A Commissioner for Oaths Declaration in India provides a signed declaration of the matters it covers, creating a record the recipient can rely on.
The legal framework governing the Commissioner for Oaths Declaration (India) in India draws on several key statutes and regulatory bodies. In India, sworn affidavits and statutory declarations are governed by the Oaths Act 1969 and attested by a Notary Public under the Notaries Act 1952 or an Oath Commissioner; their evidentiary value is recognised under the Bharatiya Sakshya Adhiniyam (BSA) 2023. A false statement in an affidavit attracts prosecution for giving false evidence under the Bharatiya Nyaya Sanhita (BNS) 2023, which replaced the Indian Penal Code from 1 July 2024. Parties executing a Commissioner for Oaths Declaration (India) in India should confirm the document reflects current law, including any amendments enacted since the original drafting date. The Oaths Act, 1969 sets the foundational requirements.
When Do You Need a Commissioner for Oaths Declaration (India)?

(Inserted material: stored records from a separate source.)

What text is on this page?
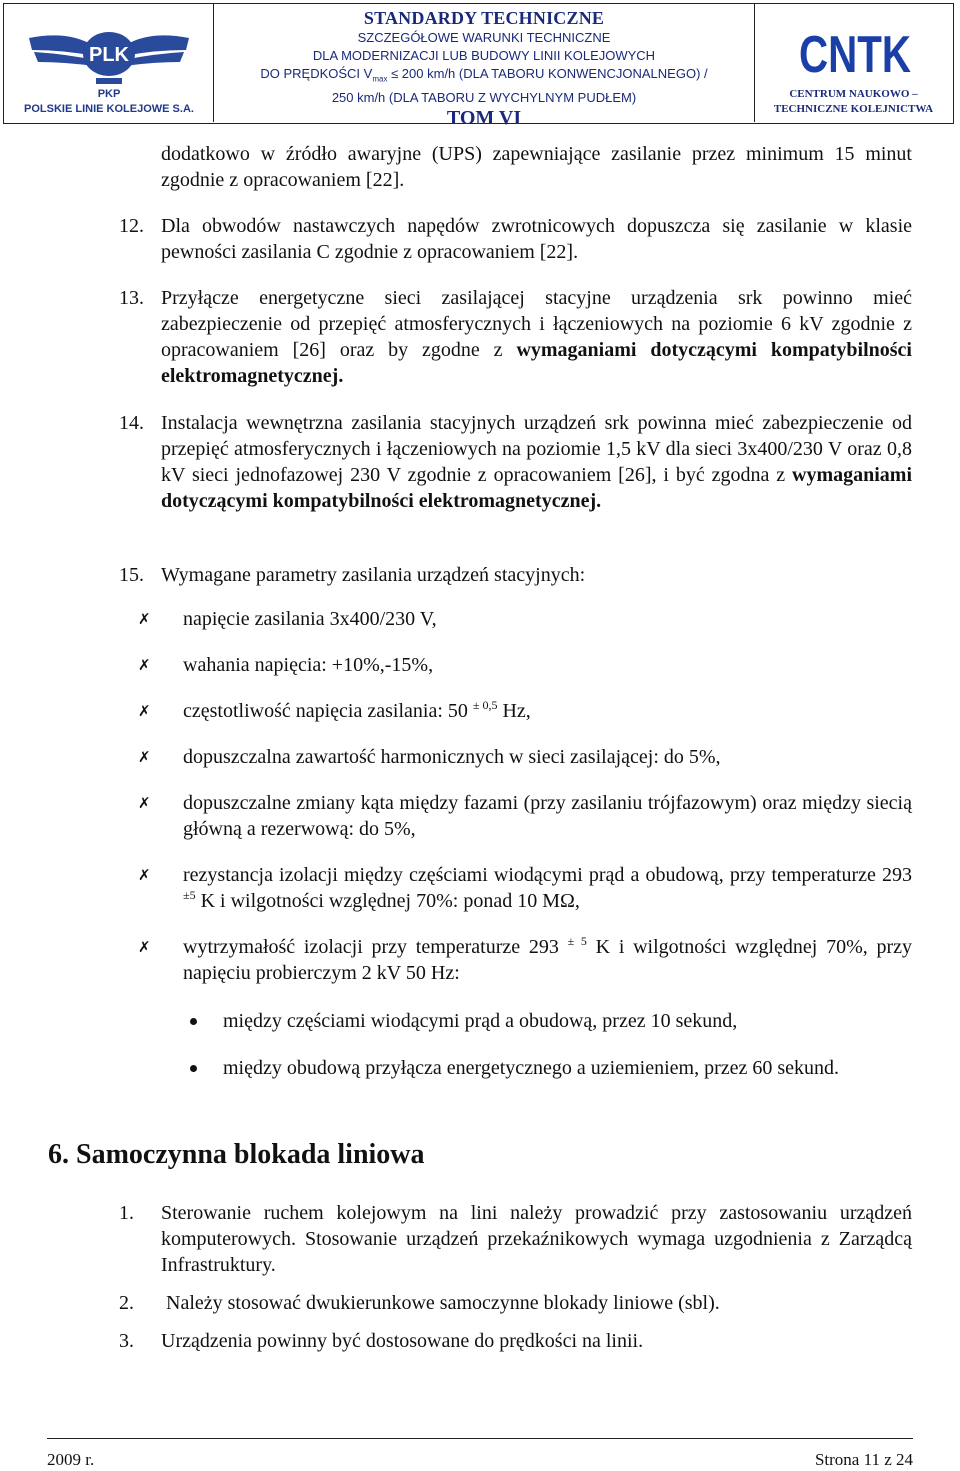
PLK
PKP
POLSKIE LINIE KOLEJOWE S.A.
STANDARDY TECHNICZNE
SZCZEGÓŁOWE WARUNKI TECHNICZNE
DLA MODERNIZACJI LUB BUDOWY LINII KOLEJOWYCH
DO PRĘDKOŚCI $V_{max} \le 200$ km/h (DLA TABORU KONWENCJONALNEGO) /
250 km/h (DLA TABORU Z WYCHYLNYM PUDŁEM)
TOM VI
CNTK
CENTRUM NAUKOWO –
TECHNICZNE KOLEJNICTWA
dodatkowo w źródło awaryjne (UPS) zapewniające zasilanie przez minimum 15 minut zgodnie z opracowaniem [22].
12. Dla obwodów nastawczych napędów zwrotnicowych dopuszcza się zasilanie w klasie pewności zasilania C zgodnie z opracowaniem [22].
13. Przyłącze energetyczne sieci zasilającej stacyjne urządzenia srk powinno mieć zabezpieczenie od przepięć atmosferycznych i łączeniowych na poziomie 6 kV zgodnie z opracowaniem [26] oraz by zgodne z wymaganiami dotyczącymi kompatybilności elektromagnetycznej.
14. Instalacja wewnętrzna zasilania stacyjnych urządzeń srk powinna mieć zabezpieczenie od przepięć atmosferycznych i łączeniowych na poziomie 1,5 kV dla sieci 3x400/230 V oraz 0,8 kV sieci jednofazowej 230 V zgodnie z opracowaniem [26], i być zgodna z wymaganiami dotyczącymi kompatybilności elektromagnetycznej.
15. Wymagane parametry zasilania urządzeń stacyjnych:
✗ napięcie zasilania 3x400/230 V,
✗ wahania napięcia: +10%,-15%,
✗ częstotliwość napięcia zasilania: 50 $^{\pm 0,5}$ Hz,
✗ dopuszczalna zawartość harmonicznych w sieci zasilającej: do 5%,
✗ dopuszczalne zmiany kąta między fazami (przy zasilaniu trójfazowym) oraz między siecią główną a rezerwową: do 5%,
✗ rezystancja izolacji między częściami wiodącymi prąd a obudową, przy temperaturze 293 $^{\pm 5}$ K i wilgotności względnej 70%: ponad 10 MΩ,
✗ wytrzymałość izolacji przy temperaturze 293 $^{\pm 5}$ K i wilgotności względnej 70%, przy napięciu probierczym 2 kV 50 Hz:
między częściami wiodącymi prąd a obudową, przez 10 sekund,
między obudową przyłącza energetycznego a uziemieniem, przez 60 sekund.
6. Samoczynna blokada liniowa
1. Sterowanie ruchem kolejowym na lini należy prowadzić przy zastosowaniu urządzeń komputerowych. Stosowanie urządzeń przekaźnikowych wymaga uzgodnienia z Zarządcą Infrastruktury.
2. Należy stosować dwukierunkowe samoczynne blokady liniowe (sbl).
3. Urządzenia powinny być dostosowane do prędkości na linii.
2009 r.	Strona 11 z 24
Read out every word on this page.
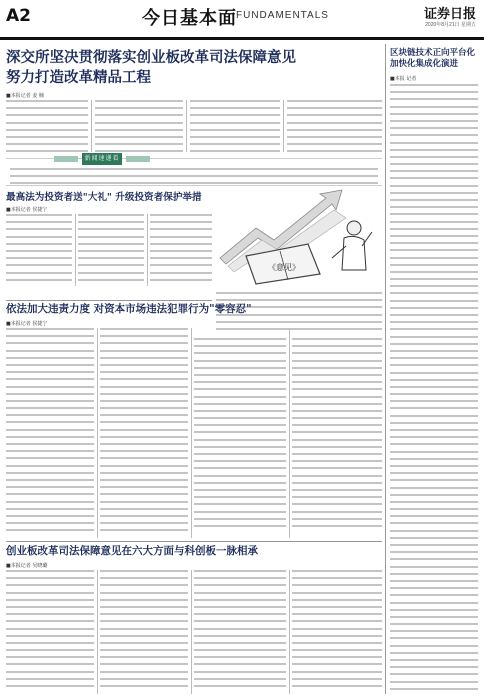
A2	今日基本面 FUNDAMENTALS	证券日报
2020年8月21日 星期五
深交所坚决贯彻落实创业板改革司法保障意见
努力打造改革精品工程
■本报记者 姜 楠
区块链技术正向平台化 加快化集成化演进
■本报 记者
新闻速递看
最高法为投资者送"大礼" 升级投资者保护举措
■本报记者 侯捷宁
《意见》
依法加大违责力度 对资本市场违法犯罪行为"零容忍"
■本报记者 侯捷宁
创业板改革司法保障意见在六大方面与科创板一脉相承
■本报记者 吴晓璐
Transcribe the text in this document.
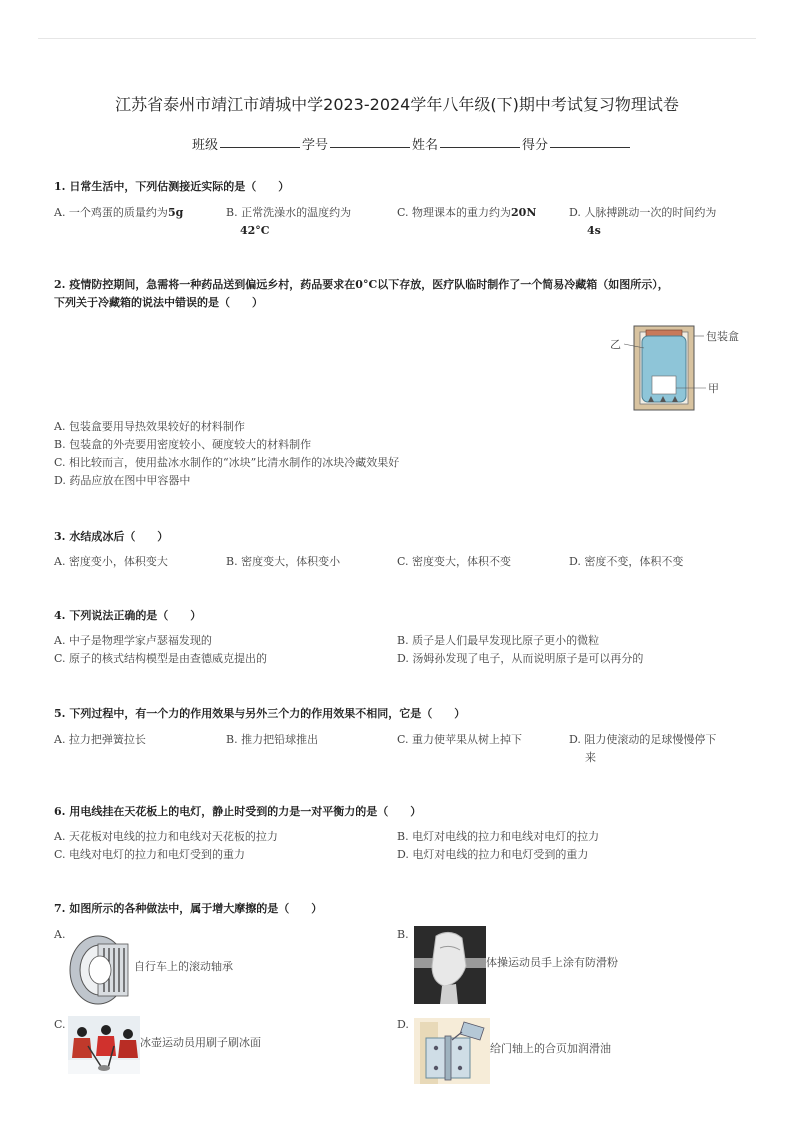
江苏省泰州市靖江市靖城中学2023-2024学年八年级(下)期中考试复习物理试卷
班级	学号	姓名	得分
1. 日常生活中，下列估测接近实际的是（　　）
A. 一个鸡蛋的质量约为5g	B. 正常洗澡水的温度约为
42°C
C. 物理课本的重力约为20N	D. 人脉搏跳动一次的时间约为
4s
2. 疫情防控期间，急需将一种药品送到偏远乡村，药品要求在0°C以下存放，医疗队临时制作了一个简易冷藏箱（如图所示），
下列关于冷藏箱的说法中错误的是（　　）
乙
包装盒
甲
A. 包装盒要用导热效果较好的材料制作
B. 包装盒的外壳要用密度较小、硬度较大的材料制作
C. 相比较而言，使用盐冰水制作的“冰块”比清水制作的冰块冷藏效果好
D. 药品应放在图中甲容器中
3. 水结成冰后（　　）
A. 密度变小，体积变大	B. 密度变大，体积变小	C. 密度变大，体积不变	D. 密度不变，体积不变
4. 下列说法正确的是（　　）
A. 中子是物理学家卢瑟福发现的	B. 质子是人们最早发现比原子更小的微粒
C. 原子的核式结构模型是由查德威克提出的	D. 汤姆孙发现了电子，从而说明原子是可以再分的
5. 下列过程中，有一个力的作用效果与另外三个力的作用效果不相同，它是（　　）
A. 拉力把弹簧拉长	B. 推力把铅球推出	C. 重力使苹果从树上掉下	D. 阻力使滚动的足球慢慢停下
来
6. 用电线挂在天花板上的电灯，静止时受到的力是一对平衡力的是（　　）
A. 天花板对电线的拉力和电线对天花板的拉力	B. 电灯对电线的拉力和电线对电灯的拉力
C. 电线对电灯的拉力和电灯受到的重力	D. 电灯对电线的拉力和电灯受到的重力
7. 如图所示的各种做法中，属于增大摩擦的是（　　）
A.
自行车上的滚动轴承
B.
体操运动员手上涂有防滑粉
C.
冰壶运动员用刷子刷冰面
D.
给门轴上的合页加润滑油
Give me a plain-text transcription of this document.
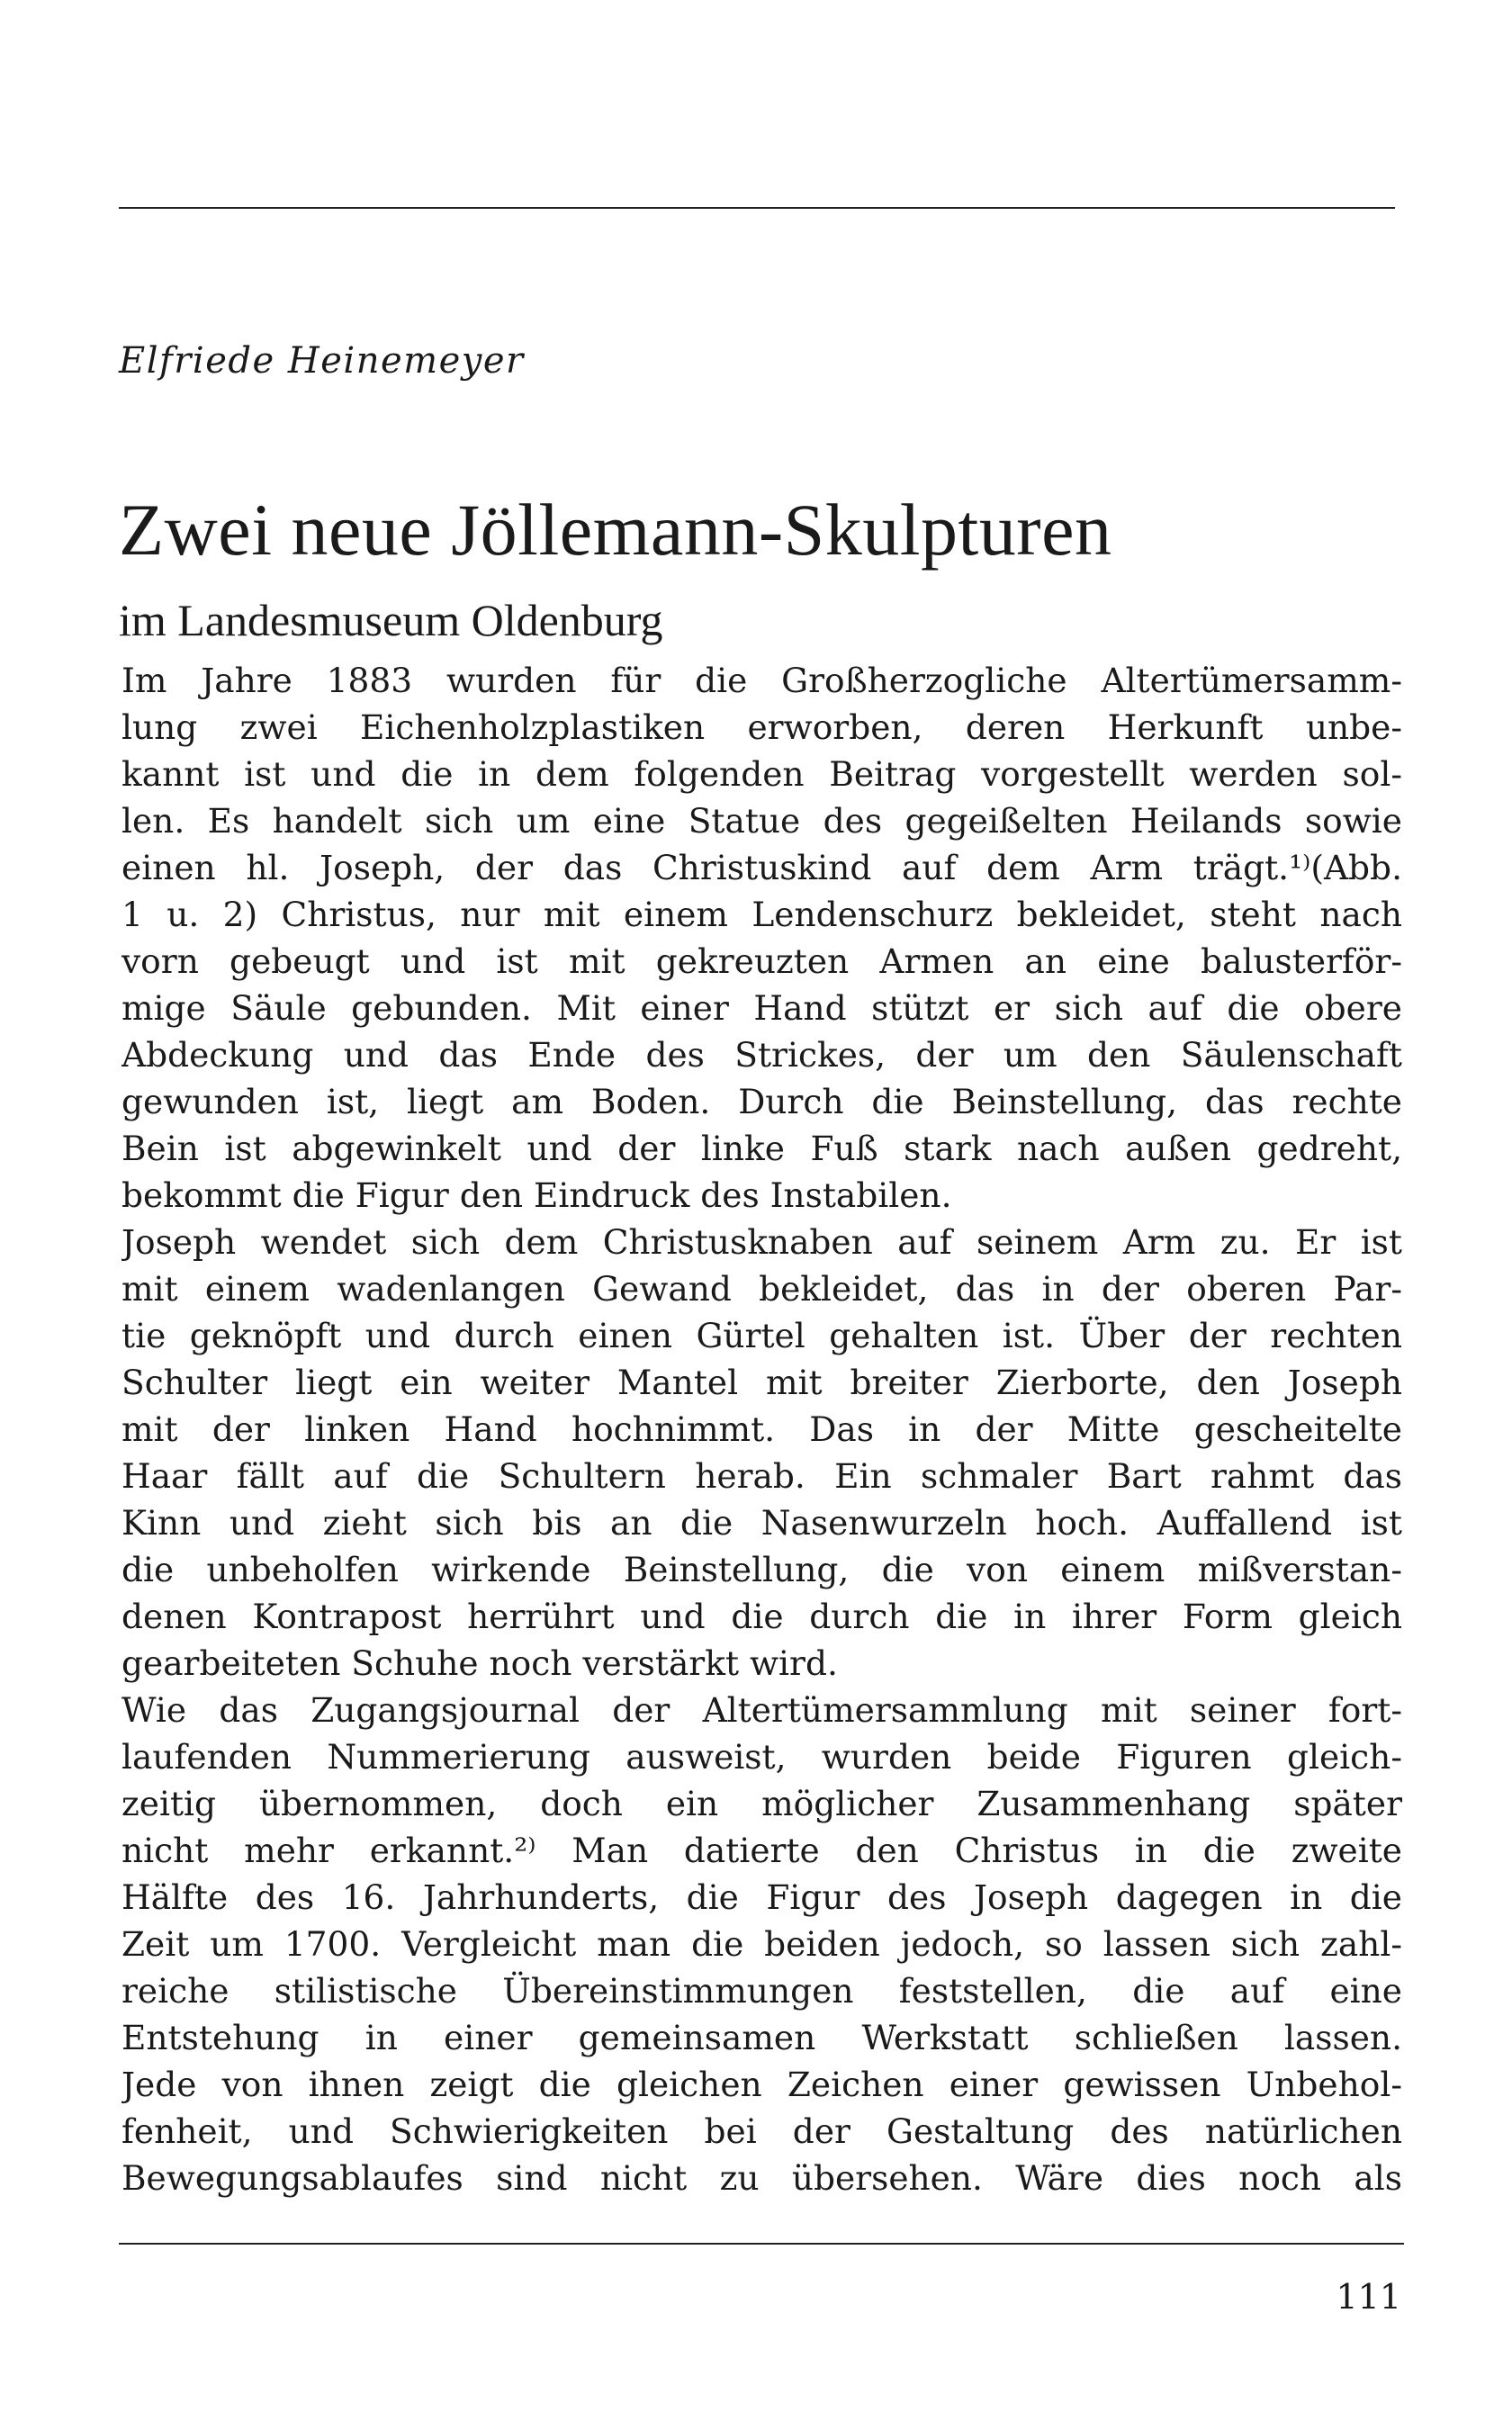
Elfriede Heinemeyer
Zwei neue Jöllemann-Skulpturen
im Landesmuseum Oldenburg
Im Jahre 1883 wurden für die Großherzogliche Altertümersamm-
lung zwei Eichenholzplastiken erworben, deren Herkunft unbe-
kannt ist und die in dem folgenden Beitrag vorgestellt werden sol-
len. Es handelt sich um eine Statue des gegeißelten Heilands sowie
einen hl. Joseph, der das Christuskind auf dem Arm trägt.¹⁾(Abb.
1 u. 2) Christus, nur mit einem Lendenschurz bekleidet, steht nach
vorn gebeugt und ist mit gekreuzten Armen an eine balusterför-
mige Säule gebunden. Mit einer Hand stützt er sich auf die obere
Abdeckung und das Ende des Strickes, der um den Säulenschaft
gewunden ist, liegt am Boden. Durch die Beinstellung, das rechte
Bein ist abgewinkelt und der linke Fuß stark nach außen gedreht,
bekommt die Figur den Eindruck des Instabilen.
Joseph wendet sich dem Christusknaben auf seinem Arm zu. Er ist
mit einem wadenlangen Gewand bekleidet, das in der oberen Par-
tie geknöpft und durch einen Gürtel gehalten ist. Über der rechten
Schulter liegt ein weiter Mantel mit breiter Zierborte, den Joseph
mit der linken Hand hochnimmt. Das in der Mitte gescheitelte
Haar fällt auf die Schultern herab. Ein schmaler Bart rahmt das
Kinn und zieht sich bis an die Nasenwurzeln hoch. Auffallend ist
die unbeholfen wirkende Beinstellung, die von einem mißverstan-
denen Kontrapost herrührt und die durch die in ihrer Form gleich
gearbeiteten Schuhe noch verstärkt wird.
Wie das Zugangsjournal der Altertümersammlung mit seiner fort-
laufenden Nummerierung ausweist, wurden beide Figuren gleich-
zeitig übernommen, doch ein möglicher Zusammenhang später
nicht mehr erkannt.²⁾ Man datierte den Christus in die zweite
Hälfte des 16. Jahrhunderts, die Figur des Joseph dagegen in die
Zeit um 1700. Vergleicht man die beiden jedoch, so lassen sich zahl-
reiche stilistische Übereinstimmungen feststellen, die auf eine
Entstehung in einer gemeinsamen Werkstatt schließen lassen.
Jede von ihnen zeigt die gleichen Zeichen einer gewissen Unbehol-
fenheit, und Schwierigkeiten bei der Gestaltung des natürlichen
Bewegungsablaufes sind nicht zu übersehen. Wäre dies noch als
111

A Commissioner for Oaths Declaration is required in several specific contexts. For documents intended for use in foreign legal proceedings — particularly in courts in the United Kingdom, Ireland, Australia, Canada, New Zealand, and other common law jurisdictions that use the term 'Commissioner for Oaths' — the evidence or sworn statement required from an Indian deponent must be made before a Commissioner for Oaths. Applications to foreign immigration authorities, embassies, and consulates for visas, residency, and citizenship sometimes require declarations before a Commissioner for Oaths rather than (or in addition to) a notarised affidavit. Applications under Letters Rogatory or Letters of Request from foreign courts seeking evidence from witnesses in India may require evidence to be taken before a Commissioner for Oaths. In the context of the Bombay High Court's Original Side jurisdiction, several types of proceedings require affidavits to be sworn before a High Court-appointed Commissioner for Oaths rather than a Notary Public. For international commercial arbitration proceedings (under ICC, LCIA, SIAC, or UNCITRAL rules) where the deponent is in India and the proceeding is administered abroad, declarations before a Commissioner for Oaths may be required. For India-to-UK probate matters, where an Indian beneficiary needs to make declarations regarding their identity, relationship to the deceased, and entitlement to the estate, a Commissioner for Oaths Declaration with apostille is the standard form.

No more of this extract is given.